Single Antiplatelet Therapy

Single antiplatelet therapy (SAPT) refers to the use of a single antiplatelet agent, commonly aspirin or a P2Y12 inhibitor, in patients undergoing endovascular treatment of cerebral aneurysms. While dual antiplatelet therapy (DAPT) is the standard for procedures involving stents or flow-diverting devices, SAPT may be an alternative in selected cases to minimize bleeding risks.

SAPT is considered in specific clinical scenarios, including:

Simple Coil Embolization Without Stent Assistance

Traditional coiling procedures without the use of stents or flow-diverting devices do not always require long-term antiplatelet therapy. Some operators administer SAPT (e.g., aspirin 75-100 mg daily) for a short duration to reduce thromboembolic risk. Small Aneurysms with Low Thrombogenicity

In cases where endovascular manipulation is minimal, SAPT may be preferred over DAPT to avoid unnecessary bleeding risks. Patients with High Bleeding Risk

Patients with a history of intracranial hemorrhage, gastrointestinal bleeding, or anticoagulation therapy may benefit from SAPT instead of DAPT. Post-DAPT Maintenance

After completing a period of DAPT (e.g., 3-12 months post-stent placement), patients are often transitioned to SAPT, typically with aspirin, for long-term secondary stroke prevention. Common Agents Used in SAPT Aspirin

Mechanism: Irreversibly inhibits COX-1, preventing thromboxane A2-mediated platelet aggregation. Dosage: 75-325 mg daily (commonly 100 mg daily). Advantages: Well-studied, widely available, and cost-effective. Reduced thromboembolic risk with minimal bleeding compared to DAPT. Limitations: Resistance in some patients (~10-30% non-responders). Limited effectiveness in high-risk cases requiring stronger inhibition. P2Y12 Inhibitors (Clopidogrel, Prasugrel, Ticagrelor)

Used as alternatives to aspirin, especially in aspirin-intolerant patients. Clopidogrel: 75 mg daily (variable response due to CYP2C19 metabolism). Prasugrel: More potent but with higher bleeding risk (not commonly used as monotherapy).
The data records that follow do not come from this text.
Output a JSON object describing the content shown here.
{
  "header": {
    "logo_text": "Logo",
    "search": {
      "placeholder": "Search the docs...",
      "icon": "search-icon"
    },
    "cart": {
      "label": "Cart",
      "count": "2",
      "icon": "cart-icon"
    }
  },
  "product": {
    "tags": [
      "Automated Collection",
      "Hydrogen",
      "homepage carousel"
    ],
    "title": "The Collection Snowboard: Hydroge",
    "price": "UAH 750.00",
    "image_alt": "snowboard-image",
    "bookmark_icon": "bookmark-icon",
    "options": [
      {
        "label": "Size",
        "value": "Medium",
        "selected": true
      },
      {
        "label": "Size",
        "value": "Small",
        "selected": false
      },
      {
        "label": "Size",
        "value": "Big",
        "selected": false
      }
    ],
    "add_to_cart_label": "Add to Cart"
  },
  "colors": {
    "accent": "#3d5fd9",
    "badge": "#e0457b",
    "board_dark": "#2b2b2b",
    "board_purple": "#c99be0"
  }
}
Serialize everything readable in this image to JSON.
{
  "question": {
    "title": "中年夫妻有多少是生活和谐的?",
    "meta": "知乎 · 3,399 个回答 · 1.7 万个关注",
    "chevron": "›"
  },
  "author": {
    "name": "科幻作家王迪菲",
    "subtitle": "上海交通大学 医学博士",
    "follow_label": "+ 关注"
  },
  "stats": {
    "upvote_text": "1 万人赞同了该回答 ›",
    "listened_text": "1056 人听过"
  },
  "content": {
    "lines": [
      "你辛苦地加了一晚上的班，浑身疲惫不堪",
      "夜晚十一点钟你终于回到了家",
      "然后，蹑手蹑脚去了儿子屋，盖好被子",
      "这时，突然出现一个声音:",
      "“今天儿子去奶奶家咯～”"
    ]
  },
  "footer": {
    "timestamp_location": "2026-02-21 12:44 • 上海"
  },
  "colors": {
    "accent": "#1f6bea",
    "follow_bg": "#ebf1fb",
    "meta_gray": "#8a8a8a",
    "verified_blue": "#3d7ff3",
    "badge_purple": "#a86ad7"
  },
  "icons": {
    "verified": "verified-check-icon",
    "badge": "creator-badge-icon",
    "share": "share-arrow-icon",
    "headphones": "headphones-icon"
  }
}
Ticagrelor: Direct-acting, fast onset, and consistent response. Efficacy and Safety Considerations Thromboembolic Risk: SAPT provides partial platelet inhibition, which may be insufficient for stent-dependent aneurysm repair. Bleeding Risk: Lower than DAPT, making it preferable in patients with high hemorrhagic risk. Monitoring: Platelet function testing can help assess response, particularly with clopidogrel. Conclusion Single antiplatelet therapy (SAPT) is a viable option in selected cases of cerebral aneurysm treatment, particularly in simple coiling procedures or for patients at high risk of bleeding. Aspirin remains the most commonly used agent, though P2Y12 inhibitors can be alternatives when aspirin is contraindicated. The decision to use SAPT should be individualized, balancing the risk of thrombosis and hemorrhage.